UTF-8 isn't arbitrary; it's the Unicode encoding most commonly used in files. If databases are involved, we might relax that a bit and require that any implementation support at least one of UTF-8, UTF-16, or UTF-32. I think allowing implementations to support no Unicode encoding at all and risk data loss is no longer acceptable. If this were an IETF standard, I'd point to RFC 2277; the W3 Character Model isn't quite as strongly worded.

> One can imagine a user having the data stored in Latin-1, the data extracted to some XML export format (in UTF-8) where the storage size encoding would be set to iso-8859-1 and his checking tool supporting only that encoding. Why would such user have to implement support for UTF-8 if he doesn't use it?

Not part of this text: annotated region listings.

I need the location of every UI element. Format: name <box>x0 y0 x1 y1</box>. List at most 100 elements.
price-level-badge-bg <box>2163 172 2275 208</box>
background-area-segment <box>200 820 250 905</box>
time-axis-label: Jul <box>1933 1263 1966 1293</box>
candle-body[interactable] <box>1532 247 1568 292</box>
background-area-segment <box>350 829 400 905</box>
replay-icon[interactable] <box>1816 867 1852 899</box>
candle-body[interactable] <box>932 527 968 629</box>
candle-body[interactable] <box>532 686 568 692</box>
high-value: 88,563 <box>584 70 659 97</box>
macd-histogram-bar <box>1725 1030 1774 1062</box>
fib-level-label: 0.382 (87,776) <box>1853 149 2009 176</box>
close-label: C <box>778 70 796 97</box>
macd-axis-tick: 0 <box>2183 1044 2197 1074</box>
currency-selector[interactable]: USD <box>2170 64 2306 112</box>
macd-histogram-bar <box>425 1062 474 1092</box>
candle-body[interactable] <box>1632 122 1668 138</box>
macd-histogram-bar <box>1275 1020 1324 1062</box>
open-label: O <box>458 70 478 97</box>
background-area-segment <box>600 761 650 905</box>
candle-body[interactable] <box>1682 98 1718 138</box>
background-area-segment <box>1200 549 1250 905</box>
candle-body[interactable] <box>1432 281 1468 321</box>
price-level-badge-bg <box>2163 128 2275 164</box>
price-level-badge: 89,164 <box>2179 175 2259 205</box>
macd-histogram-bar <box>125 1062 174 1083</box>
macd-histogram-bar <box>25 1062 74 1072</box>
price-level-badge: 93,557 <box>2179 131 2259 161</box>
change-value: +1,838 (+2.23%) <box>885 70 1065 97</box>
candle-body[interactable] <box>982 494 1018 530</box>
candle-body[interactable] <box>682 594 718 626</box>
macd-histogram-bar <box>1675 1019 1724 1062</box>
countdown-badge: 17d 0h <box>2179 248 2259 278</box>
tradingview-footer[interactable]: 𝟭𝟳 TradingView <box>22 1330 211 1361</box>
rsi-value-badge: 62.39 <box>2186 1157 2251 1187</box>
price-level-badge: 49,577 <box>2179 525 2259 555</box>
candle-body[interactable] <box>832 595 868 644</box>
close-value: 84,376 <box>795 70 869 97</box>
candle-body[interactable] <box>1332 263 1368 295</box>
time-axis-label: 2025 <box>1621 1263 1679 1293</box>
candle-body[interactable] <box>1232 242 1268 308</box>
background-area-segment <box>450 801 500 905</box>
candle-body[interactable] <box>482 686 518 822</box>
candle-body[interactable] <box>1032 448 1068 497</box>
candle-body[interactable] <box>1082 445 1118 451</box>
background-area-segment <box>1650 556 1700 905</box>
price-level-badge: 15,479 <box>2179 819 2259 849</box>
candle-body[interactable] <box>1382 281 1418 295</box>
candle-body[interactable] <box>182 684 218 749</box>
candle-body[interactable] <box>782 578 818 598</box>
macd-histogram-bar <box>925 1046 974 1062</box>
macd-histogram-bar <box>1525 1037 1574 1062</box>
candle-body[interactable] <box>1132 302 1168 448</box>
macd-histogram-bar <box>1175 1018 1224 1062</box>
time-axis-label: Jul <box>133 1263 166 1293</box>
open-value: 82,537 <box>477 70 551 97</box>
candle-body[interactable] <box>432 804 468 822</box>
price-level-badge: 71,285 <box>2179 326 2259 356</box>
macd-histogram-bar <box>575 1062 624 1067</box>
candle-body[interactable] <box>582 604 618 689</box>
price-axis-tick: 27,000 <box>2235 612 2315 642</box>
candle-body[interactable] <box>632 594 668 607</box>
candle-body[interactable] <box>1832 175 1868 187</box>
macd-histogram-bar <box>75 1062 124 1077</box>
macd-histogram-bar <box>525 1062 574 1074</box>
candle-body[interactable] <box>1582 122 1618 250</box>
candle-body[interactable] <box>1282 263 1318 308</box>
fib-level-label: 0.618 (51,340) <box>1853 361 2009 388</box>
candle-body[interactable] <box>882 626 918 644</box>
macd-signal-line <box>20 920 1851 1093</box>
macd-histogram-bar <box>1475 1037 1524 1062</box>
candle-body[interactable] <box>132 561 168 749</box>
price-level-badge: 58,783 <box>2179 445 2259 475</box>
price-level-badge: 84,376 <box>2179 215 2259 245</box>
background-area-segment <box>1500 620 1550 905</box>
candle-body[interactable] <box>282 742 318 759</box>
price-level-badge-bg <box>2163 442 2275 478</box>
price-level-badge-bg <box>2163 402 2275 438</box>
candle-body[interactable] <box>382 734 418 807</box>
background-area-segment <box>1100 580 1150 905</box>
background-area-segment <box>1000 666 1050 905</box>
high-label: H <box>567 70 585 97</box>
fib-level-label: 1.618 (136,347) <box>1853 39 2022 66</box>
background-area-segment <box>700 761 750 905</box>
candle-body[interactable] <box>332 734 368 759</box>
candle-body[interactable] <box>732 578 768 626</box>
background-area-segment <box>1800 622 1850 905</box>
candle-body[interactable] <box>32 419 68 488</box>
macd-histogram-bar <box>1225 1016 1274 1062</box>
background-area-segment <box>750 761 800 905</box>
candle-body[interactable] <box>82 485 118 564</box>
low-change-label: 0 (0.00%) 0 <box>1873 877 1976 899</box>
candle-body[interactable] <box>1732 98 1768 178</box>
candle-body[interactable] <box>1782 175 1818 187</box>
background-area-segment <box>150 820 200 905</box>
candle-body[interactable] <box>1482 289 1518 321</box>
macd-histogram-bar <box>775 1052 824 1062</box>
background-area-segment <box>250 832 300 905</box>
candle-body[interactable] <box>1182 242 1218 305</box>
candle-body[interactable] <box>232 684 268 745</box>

Do you really want to let systems that can represent less than 1% of Unicode advertise themselves as ITS 2.0 conformant?

> Note also that we have no way to check conformance of the applications using the ITS data for such mandatory support: ITS processors just pass the data along, they don't act on them (in the case of this data category).

So who does actually act if a string is too long to fit into the specified storage?